Charles Mok stated speculation by Hong Kong authorities following joint conferences in Washington that there would be no action by the Trump administration was early.

” Hearing that and believing ‘Oh, we have no problem’, I believe that is just the view of the pro-establishment [side],” he stated in remarks reported by federal government broadcaster RTHK.

“From the meeting, we did not get that impression,” Mok stated.

U.S. President Donald Trump signed the Hong Kong Person Rights and Democracy Act on Nov. 27, 2019, a week after the legislation cleared your home of Representatives 417 -1 in a show of assistance for Hong Kong after months of pro-democracy demonstrations.

The brand-new act needs the U.S. State Department to report each year to Congress whether Hong Kong is “sufficiently autonomous from China” to validate keeping the city’s unique trading status, and whether China has “eroded Hong Kong’s civil liberties and rule of law,” as secured by the city’s Basic Law.

It likewise makes it possible for the U.S. federal government to freeze the properties of, and decline visas to, authorities considered accountable for human rights infractions in the city.

10s of countless individuals put onto the streets of Hong Kong, waving American flags and singing the national anthem of the United States in a gesture of thanks after the Act was passed.

Violence by police

Hong Kong police have actually been commonly slammed for extreme force, approximate violence and abuse of power given that the anti-extradition motion expanded into a city-wide pro-democracy motion in June 2019.

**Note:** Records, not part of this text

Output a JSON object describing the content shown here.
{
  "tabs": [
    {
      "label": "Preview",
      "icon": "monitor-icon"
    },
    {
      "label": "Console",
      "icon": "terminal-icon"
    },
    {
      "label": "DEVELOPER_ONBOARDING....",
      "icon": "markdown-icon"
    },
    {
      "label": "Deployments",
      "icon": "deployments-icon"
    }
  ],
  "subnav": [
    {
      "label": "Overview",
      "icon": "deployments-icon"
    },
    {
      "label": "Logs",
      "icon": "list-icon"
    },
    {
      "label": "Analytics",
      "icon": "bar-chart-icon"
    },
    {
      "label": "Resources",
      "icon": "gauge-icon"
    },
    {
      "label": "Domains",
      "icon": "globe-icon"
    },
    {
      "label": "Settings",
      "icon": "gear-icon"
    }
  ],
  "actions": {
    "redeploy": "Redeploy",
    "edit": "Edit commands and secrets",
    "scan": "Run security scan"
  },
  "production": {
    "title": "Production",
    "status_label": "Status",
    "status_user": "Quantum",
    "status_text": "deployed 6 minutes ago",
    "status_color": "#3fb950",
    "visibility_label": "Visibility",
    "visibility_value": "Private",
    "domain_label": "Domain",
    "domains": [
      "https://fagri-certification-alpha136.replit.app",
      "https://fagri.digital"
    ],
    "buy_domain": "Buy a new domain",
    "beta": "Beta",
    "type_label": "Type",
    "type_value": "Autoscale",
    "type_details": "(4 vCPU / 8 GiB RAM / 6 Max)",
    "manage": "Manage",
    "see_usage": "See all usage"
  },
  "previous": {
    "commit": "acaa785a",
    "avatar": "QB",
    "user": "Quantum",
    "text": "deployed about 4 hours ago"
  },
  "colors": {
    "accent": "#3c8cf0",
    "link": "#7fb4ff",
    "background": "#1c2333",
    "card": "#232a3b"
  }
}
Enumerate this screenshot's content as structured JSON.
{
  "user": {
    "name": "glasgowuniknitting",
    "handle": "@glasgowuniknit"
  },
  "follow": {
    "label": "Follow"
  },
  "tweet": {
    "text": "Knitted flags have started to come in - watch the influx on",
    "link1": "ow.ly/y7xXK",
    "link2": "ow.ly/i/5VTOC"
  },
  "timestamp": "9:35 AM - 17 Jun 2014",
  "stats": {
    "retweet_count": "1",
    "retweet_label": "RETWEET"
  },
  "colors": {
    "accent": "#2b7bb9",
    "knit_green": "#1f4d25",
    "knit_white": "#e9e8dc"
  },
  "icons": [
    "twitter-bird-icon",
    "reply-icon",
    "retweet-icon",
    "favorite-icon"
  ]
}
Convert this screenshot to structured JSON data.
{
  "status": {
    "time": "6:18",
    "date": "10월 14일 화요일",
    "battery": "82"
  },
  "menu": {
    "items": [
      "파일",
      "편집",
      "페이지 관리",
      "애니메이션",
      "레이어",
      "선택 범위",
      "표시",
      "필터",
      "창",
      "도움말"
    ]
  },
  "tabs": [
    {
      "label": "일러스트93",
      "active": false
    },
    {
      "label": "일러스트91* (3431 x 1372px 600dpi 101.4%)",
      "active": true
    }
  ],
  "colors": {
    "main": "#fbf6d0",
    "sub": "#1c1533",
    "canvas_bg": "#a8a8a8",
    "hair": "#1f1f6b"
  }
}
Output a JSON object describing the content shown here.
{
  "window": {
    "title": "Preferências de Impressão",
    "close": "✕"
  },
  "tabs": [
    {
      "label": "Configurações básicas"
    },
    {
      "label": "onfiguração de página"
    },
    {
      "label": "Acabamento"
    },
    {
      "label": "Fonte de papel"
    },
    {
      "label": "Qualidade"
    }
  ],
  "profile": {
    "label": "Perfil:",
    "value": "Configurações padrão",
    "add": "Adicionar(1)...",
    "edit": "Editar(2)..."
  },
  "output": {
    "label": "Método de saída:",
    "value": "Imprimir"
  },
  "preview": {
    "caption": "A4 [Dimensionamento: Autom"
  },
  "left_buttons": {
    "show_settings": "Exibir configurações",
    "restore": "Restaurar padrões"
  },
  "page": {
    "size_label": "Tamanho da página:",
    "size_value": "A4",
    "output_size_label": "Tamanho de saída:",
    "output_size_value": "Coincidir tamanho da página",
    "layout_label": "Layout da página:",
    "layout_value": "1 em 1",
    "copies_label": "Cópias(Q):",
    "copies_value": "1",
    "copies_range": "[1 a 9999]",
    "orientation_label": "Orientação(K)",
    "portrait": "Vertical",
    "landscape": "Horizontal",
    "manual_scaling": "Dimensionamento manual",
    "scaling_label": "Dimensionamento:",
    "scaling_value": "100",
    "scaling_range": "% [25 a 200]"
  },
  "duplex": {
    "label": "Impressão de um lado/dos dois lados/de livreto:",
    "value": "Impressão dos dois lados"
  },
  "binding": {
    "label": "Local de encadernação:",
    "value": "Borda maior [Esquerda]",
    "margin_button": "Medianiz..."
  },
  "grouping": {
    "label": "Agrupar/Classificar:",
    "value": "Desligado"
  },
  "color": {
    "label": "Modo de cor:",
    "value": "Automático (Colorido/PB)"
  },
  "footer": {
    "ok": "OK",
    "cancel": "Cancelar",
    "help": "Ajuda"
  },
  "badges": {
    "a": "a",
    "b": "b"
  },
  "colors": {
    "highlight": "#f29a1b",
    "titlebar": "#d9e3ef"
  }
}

Rights groups, pro-democracy political leaders, and the demonstration motion have all required independent questions into police violence and abuse of power, stating that the existing problems system builds up to the police examining problems against themselves.

Strategies by Hong Kong’s leader Carrie Lam to enable the extradition of supposed criminal suspects to deal with the trial in mainland China triggered mass street demonstrations beginning in early June that were soon followed by prevalent public anger at police usage of force against serene demonstrators and needs for completely democratic elections.

Lam ultimately withdrew the disliked changes to the city’s extradition laws in October 2019, however, stopped short of conference protesters’ needs for an amnesty for arrestees, an independent public questions into police violence and abuse of power, an end to the description of protesters as “rioters,” and completely democratic elections.

A January viewpoint survey discovered that the majority of Hong Kong’s homeowners supported the 5 needs of the demonstration motion, with more than one-third of participants stating they had actually participated in a demonstration.

Just 30 percent stated they were opposed, compared to 59 percent of those surveyed who supported the motion.